Earthwork, Culleen More, Co. Westmeath
Co. Westmeath |
Ritual/Ceremonial
In the pastureland of Culleen More, on a gentle natural rise in County Westmeath, there is a site that exists almost entirely as an absence.
It appears on one map, and then it does not. No earthwork survives, no surface trace, no feature that an observer standing in the field could point to and name. What makes this place worth pausing over is precisely that quality of erasure, the way it sits in the record as something that was once considered significant enough to document, and then quietly ceased to be there at all.

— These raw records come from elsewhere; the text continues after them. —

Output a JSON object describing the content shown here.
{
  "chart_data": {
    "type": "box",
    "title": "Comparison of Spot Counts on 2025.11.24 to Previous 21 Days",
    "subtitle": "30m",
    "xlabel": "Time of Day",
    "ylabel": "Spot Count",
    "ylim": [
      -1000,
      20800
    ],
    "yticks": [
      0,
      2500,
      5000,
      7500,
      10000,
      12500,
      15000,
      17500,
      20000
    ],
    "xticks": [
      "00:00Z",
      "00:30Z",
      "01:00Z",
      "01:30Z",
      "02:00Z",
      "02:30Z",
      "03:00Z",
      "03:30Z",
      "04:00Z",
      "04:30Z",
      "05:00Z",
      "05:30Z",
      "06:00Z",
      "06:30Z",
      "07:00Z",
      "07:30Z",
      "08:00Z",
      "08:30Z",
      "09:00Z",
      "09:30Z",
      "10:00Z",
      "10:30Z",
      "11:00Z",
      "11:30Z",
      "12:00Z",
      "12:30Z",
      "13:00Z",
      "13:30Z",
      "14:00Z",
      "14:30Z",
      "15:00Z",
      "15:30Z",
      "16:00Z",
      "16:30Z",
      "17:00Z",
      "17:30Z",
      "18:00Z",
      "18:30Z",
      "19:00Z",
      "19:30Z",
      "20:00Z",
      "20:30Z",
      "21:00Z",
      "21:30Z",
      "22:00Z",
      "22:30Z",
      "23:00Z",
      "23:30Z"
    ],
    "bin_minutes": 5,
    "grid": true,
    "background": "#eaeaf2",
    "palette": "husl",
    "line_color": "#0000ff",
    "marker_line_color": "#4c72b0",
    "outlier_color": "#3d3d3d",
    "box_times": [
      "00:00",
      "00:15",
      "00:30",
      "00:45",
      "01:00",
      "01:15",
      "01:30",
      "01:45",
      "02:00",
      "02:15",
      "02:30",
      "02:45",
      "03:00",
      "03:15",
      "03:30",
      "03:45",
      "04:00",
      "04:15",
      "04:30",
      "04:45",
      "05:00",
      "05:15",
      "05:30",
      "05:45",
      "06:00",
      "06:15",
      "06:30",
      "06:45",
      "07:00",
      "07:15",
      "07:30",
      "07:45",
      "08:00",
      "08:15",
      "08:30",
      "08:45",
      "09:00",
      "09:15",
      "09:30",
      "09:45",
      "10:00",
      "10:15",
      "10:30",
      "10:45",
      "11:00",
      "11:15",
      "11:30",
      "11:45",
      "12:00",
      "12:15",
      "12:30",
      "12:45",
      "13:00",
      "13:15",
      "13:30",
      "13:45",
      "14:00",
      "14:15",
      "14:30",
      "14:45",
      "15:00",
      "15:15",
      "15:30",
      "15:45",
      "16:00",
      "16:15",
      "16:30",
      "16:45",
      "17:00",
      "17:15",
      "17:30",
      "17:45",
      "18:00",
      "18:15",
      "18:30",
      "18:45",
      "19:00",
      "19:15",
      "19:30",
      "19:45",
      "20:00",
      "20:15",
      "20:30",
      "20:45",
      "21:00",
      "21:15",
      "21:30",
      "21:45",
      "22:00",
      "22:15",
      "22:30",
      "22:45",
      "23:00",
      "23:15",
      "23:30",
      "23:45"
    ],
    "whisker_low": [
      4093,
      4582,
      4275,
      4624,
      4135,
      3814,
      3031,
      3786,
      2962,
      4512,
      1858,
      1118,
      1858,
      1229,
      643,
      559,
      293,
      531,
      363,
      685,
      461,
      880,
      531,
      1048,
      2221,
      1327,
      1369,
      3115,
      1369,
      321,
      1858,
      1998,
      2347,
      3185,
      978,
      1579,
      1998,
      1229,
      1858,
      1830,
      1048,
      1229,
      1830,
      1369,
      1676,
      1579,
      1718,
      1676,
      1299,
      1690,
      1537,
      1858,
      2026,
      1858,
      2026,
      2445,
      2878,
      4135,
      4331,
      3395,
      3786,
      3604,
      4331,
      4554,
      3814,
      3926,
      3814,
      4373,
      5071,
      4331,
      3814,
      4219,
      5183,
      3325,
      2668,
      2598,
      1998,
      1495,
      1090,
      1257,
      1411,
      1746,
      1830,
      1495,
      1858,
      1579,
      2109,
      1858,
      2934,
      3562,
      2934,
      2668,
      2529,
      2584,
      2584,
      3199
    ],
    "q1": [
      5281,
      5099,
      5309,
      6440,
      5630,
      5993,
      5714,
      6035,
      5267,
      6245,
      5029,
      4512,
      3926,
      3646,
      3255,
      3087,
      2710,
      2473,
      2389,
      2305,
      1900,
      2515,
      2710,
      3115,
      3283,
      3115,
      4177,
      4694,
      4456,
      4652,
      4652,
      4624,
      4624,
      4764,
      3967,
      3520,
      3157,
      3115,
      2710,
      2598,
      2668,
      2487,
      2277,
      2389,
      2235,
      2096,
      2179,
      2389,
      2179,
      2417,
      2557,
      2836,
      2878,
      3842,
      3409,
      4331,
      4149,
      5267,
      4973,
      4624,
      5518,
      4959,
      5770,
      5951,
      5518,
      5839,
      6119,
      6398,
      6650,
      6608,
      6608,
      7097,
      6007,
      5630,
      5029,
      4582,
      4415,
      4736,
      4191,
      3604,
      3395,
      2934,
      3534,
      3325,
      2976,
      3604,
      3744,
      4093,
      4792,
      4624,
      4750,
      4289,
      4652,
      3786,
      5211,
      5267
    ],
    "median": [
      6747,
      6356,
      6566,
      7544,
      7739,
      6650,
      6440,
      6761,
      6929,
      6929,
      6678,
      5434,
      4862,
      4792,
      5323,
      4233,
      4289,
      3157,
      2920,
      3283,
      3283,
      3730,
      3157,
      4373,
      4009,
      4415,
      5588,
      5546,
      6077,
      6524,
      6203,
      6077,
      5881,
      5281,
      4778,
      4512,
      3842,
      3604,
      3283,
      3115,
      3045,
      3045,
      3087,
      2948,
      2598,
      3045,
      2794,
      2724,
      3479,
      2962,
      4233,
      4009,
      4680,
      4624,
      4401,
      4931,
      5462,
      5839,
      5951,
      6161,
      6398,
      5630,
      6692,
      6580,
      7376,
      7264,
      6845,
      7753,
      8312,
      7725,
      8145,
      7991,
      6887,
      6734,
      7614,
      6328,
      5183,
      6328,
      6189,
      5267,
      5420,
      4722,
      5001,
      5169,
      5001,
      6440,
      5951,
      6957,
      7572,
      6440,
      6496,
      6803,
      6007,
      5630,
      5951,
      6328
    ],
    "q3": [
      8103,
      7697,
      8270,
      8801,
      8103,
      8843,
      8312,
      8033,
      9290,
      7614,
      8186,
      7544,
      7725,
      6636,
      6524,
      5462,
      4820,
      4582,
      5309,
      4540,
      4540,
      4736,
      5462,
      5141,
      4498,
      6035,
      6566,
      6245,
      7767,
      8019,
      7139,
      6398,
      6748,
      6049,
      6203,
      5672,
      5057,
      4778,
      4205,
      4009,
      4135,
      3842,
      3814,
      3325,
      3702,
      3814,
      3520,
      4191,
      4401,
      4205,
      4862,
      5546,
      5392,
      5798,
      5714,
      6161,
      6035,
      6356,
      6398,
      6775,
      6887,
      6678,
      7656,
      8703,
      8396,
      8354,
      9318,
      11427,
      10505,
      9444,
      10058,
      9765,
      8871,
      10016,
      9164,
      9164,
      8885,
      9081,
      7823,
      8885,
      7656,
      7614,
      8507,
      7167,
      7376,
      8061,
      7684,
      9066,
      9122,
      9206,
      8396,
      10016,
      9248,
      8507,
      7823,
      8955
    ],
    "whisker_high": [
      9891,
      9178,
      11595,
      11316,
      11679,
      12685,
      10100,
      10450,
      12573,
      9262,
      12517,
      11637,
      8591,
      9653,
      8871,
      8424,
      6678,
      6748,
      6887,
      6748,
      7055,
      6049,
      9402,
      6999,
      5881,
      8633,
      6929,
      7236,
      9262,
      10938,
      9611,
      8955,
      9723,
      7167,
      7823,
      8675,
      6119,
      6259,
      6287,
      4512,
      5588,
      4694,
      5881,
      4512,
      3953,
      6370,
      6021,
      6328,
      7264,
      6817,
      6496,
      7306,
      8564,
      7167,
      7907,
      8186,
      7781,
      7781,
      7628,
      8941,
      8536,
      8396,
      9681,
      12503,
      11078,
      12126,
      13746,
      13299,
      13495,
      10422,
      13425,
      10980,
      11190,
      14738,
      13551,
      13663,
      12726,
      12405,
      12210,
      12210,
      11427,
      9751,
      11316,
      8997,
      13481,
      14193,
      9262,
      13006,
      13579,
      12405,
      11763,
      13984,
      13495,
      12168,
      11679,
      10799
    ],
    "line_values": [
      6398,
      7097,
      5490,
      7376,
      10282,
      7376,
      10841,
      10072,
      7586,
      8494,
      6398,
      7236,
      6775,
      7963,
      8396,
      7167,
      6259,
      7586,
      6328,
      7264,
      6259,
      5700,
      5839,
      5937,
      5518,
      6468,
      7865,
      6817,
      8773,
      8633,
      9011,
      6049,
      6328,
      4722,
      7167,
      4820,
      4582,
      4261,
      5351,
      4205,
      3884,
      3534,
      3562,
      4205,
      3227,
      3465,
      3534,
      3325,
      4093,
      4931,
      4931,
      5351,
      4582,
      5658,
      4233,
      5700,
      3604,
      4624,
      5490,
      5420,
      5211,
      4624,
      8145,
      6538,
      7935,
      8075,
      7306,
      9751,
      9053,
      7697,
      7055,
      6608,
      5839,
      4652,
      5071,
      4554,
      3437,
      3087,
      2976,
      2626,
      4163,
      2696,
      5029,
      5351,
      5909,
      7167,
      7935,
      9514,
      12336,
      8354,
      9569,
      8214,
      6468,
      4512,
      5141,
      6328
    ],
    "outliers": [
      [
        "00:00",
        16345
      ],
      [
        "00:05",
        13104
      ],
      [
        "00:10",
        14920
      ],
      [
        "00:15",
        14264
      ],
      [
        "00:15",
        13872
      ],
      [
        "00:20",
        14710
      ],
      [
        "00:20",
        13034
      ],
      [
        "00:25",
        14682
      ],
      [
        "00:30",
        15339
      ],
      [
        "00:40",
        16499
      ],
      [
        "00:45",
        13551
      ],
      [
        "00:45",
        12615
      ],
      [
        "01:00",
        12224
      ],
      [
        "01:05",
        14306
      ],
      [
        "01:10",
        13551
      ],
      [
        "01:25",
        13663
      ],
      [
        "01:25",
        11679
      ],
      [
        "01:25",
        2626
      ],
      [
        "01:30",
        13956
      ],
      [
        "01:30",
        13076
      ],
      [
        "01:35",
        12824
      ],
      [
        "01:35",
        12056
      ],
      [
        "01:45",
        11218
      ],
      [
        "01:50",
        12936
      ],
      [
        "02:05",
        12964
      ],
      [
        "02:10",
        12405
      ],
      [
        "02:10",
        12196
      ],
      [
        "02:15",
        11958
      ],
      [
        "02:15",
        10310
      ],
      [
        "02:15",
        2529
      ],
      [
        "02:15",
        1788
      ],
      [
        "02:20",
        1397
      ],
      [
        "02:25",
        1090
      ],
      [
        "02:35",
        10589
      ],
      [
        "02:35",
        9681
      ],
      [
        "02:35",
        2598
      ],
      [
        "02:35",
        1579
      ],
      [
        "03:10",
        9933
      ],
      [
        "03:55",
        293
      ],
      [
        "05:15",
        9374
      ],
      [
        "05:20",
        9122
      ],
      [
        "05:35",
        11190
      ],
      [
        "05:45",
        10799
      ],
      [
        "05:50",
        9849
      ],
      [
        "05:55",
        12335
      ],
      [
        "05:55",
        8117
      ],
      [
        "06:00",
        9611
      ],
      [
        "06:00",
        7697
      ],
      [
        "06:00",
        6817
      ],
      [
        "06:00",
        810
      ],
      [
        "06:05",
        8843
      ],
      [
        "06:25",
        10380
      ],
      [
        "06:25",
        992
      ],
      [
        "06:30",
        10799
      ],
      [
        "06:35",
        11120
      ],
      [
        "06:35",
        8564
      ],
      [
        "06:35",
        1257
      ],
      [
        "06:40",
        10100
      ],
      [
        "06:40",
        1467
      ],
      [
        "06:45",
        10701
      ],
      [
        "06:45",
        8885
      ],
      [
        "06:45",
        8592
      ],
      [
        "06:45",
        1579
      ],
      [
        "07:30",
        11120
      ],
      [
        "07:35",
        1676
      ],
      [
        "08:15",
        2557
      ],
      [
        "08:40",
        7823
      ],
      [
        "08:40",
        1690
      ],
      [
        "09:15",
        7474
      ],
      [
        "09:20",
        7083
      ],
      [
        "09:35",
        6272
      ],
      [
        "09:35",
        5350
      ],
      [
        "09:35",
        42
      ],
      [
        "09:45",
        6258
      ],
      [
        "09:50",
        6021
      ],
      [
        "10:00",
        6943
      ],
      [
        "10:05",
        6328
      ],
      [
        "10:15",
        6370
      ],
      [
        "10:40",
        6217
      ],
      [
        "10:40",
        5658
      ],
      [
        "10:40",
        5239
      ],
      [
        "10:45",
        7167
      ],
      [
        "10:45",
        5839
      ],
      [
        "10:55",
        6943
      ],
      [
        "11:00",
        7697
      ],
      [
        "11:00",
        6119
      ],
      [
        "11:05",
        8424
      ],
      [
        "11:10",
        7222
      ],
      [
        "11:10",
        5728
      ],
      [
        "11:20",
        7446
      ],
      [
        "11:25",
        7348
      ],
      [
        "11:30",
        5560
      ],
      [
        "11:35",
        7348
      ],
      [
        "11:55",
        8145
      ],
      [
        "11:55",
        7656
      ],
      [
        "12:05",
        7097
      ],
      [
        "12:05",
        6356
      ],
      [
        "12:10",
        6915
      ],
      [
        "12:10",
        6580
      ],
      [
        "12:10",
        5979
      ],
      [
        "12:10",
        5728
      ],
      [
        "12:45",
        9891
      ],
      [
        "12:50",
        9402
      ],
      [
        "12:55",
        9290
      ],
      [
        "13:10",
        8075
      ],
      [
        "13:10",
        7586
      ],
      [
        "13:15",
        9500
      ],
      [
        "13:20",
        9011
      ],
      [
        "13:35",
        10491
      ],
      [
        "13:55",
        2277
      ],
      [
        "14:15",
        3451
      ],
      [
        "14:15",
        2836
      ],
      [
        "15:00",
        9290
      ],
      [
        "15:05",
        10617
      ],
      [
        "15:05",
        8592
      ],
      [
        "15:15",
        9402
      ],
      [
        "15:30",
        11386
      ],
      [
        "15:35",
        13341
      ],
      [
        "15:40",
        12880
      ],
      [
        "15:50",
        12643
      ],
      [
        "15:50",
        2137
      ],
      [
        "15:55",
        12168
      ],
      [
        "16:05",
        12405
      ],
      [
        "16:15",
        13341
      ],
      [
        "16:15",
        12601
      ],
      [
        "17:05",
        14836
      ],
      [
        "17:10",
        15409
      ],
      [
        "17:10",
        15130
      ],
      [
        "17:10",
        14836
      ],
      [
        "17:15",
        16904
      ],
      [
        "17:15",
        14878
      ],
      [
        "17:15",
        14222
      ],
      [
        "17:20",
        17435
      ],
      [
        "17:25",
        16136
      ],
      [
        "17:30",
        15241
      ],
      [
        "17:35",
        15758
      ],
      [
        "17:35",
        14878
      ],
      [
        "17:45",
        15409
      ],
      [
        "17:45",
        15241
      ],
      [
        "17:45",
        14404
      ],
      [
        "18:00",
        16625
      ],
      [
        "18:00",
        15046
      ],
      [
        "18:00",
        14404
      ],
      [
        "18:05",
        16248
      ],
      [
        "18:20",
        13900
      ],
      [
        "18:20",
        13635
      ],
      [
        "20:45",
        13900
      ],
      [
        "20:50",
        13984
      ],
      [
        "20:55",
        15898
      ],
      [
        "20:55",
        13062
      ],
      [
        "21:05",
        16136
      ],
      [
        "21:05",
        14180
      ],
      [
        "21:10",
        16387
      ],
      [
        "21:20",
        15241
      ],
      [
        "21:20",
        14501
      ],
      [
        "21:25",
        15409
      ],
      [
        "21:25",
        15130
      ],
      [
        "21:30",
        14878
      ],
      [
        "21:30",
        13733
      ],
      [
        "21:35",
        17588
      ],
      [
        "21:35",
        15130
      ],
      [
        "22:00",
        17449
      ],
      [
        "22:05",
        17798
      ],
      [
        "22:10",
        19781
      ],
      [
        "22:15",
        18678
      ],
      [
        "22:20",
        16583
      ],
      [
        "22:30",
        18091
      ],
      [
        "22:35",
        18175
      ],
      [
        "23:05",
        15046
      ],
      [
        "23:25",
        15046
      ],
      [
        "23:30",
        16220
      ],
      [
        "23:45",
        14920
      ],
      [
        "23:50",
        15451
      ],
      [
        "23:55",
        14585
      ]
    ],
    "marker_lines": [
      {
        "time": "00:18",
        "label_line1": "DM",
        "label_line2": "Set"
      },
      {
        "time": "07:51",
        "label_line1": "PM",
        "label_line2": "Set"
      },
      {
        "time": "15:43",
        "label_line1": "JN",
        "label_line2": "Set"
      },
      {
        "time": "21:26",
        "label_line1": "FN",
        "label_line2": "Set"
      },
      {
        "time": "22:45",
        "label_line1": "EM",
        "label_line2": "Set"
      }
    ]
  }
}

The sole evidence for any monument here comes from William Larkin's 1808 map of County Westmeath, now held in the National Library of Ireland. Larkin, a surveyor working in the early nineteenth century, marked the site as an earthwork, a broad category that could encompass anything from a ringfort or enclosure to the remains of a field system or boundary bank. When the Ordnance Survey produced its six-inch map in 1837, the feature had either been overlooked or had already disappeared from the landscape. The revised twenty-five-inch edition of 1913 similarly shows nothing. By 1984, a ground survey confirmed what the cartographic silence had suggested: no surface remains were visible, and nothing of archaeological significance could be identified in the area. More recent aerial photography has found the same.